The individual most directly impacts the level of intrapreneurship in an organisation, because it relies on the autonomous actions of individuals to initiate new ideas. Without the intrapreneur, innovation remains unrealised potential still to be converted into new product pro-cess or service.
To realise innovation the individual must become personally involved and committed to drive entrepreneurship within the organisation. To succeed the individual must simultaneously combine number of roles and become director, innovator, manager and entrepreneur.
An organisation’s culture, structure, strategy and resourcing are all variables that influence the number of creative ideas proposed and what happens to those ideas. The organisation must determine whether it will pursue innovation and intrapreneurship through formal or informal processes. Resources then need to be provides and linked to the strategic intent. Management’s willingness to support new ventures and the creation of structure and organisational culture that encourages and sustains intrapreneurial activities is key imperative.
Management’s commitment to intrapreneurialism is exemplified by the culture and value system at 3M which allows employees to spend 15 percent of their time on alternative projects and the corporate goal of generating 30 percent of sales from products less than four years old.
With this culture intrapreneurial activities become part of the organisation’s ethos and, given the favourable response to innovation within the organisation, provides motivation and direction for individuals to innovate.
The benefits of this innovative culture are sometimes far reaching. Charles Thiel, for instance, created the metered dose inhaler for 3M almost 50 years ago. The true impact of this innovation was for asthma sufferers, who could take easy and repeated doses of their inhaled medication and improve their quality of life. Today, over 70 million patients worldwide rely on metered dose inhalers for the treatment of asthma.
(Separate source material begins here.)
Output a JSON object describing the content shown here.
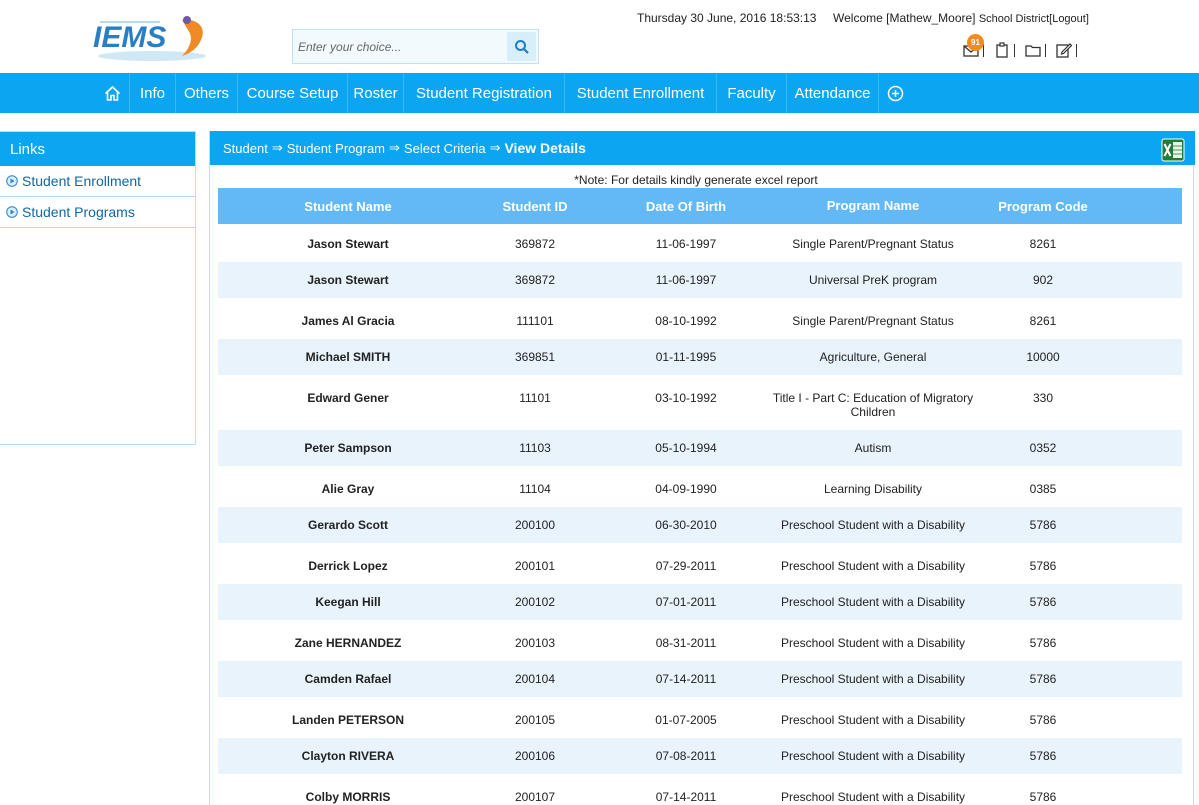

At the same time development of this technology is still contributing to the 30 percent corporate goal with new CFC-free metered dose inhalers.
The external environment can provide conditions to encourage or inhibit intrapreneurship. If an organisation competes in stable environment there is less motivation to be entrepreneurial and support intrapreneurship. Heterogeneous and dynamic environments provide fertile ground for intrapreneurs and an informal intrapreneurship process.
Similarly, hostile environment provides motivation for an organisation to pursue innovation and intrapreneurship as more formal activity to achieve competitive advantage and corporate renewal.